On 9 December 2020, the deal was reached between UK and other distributors. In Japan the film is scheduled to be released via Happinet, while in South Korea, Entermode will become the distributor. The distributor for Taiwan will be Central Motion Picture Corporation, while people in the Middle East will enjoy it via Phoenicia Pictures. In Europe, Nos Lusomundo will be distributor for Portugal while in Poland it will be shown on various channels including Ale Kino+, Movie Channel, Canal+ Premium and Poland Group. Canadian distribution will be by Pacific Northwest Pictures (in theatres) and Cinesky (on airlines).

==Reception==
On the review aggregator website Rotten Tomatoes, the film has an approval rating of 73% based on 26 critics, with an average rating of 6.5/10. On Metacritic, Falling for Figaro has a rank of 51 out of 100 from six critics, indicating "mixed or average reviews".

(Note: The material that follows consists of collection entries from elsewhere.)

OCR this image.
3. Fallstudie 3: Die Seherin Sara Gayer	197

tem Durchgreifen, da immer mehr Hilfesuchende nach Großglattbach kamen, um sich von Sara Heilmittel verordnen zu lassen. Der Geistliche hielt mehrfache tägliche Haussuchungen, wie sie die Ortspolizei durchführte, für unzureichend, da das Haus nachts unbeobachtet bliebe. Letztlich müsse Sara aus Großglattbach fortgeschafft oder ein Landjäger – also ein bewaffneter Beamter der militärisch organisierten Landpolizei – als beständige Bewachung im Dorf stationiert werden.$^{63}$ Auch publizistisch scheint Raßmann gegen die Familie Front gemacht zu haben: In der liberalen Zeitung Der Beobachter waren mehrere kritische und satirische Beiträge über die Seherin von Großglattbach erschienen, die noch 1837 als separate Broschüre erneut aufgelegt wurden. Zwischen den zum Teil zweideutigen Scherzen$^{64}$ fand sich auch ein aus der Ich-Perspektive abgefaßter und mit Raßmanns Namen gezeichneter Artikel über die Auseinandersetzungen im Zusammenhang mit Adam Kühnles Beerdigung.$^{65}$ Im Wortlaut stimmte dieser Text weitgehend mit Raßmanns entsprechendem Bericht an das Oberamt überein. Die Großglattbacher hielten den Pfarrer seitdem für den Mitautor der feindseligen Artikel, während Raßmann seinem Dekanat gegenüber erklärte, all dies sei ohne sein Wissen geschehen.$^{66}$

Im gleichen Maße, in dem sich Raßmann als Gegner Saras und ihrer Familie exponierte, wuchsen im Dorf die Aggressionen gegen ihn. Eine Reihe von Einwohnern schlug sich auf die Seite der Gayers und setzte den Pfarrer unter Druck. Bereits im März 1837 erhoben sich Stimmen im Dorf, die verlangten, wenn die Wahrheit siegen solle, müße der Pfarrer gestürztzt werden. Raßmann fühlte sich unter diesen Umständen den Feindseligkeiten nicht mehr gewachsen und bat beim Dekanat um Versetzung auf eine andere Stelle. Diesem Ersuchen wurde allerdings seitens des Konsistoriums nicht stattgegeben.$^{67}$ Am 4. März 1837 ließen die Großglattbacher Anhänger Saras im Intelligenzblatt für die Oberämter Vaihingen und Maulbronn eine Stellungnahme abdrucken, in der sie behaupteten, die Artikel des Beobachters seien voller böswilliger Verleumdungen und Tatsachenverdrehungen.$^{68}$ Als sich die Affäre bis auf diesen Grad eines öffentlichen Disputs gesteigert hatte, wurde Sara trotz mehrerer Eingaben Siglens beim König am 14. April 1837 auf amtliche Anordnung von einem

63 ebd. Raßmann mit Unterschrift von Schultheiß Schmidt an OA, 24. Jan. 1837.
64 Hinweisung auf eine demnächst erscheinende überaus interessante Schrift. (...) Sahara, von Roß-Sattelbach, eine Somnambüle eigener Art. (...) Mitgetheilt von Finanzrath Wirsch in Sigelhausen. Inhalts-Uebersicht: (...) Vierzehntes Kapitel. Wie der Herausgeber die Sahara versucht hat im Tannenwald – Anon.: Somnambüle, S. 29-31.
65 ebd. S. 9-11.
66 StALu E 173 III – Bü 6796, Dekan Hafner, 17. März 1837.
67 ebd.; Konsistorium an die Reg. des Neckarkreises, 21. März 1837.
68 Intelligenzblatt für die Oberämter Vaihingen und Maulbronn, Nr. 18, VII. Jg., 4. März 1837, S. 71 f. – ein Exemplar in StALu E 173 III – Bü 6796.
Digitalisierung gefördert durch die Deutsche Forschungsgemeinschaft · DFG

Frank Scheck of The Hollywood Reporter wrote "Undemanding rom-com fans and, to a lesser degree, opera lovers, should take some mild pleasure in Falling for Figaro, although the humor isn't of Gilbert and Sullivan proportions".

Guy Lodge of Variety called Falling for Figaro "A corny, cute-enough carpe diem comedy ...", while Roxana Hadadi of RogerEbert.com said "The performances are what make Falling for Figaro an entertaining distraction, even as the film plays out exactly as you would expect".

Other critics were less positive. Gary Goldstein of the Los Angeles Times wrote "It's hard to fall for Falling for Figaro". Beatrice Loayza of The New York Times admitted that "it's refreshing to see a plus-size woman not only nab the promotion and the hunky guy, but throw it all away within the first 15 minutes. Unfortunately, my plaudits for Falling for Figaro mostly end there".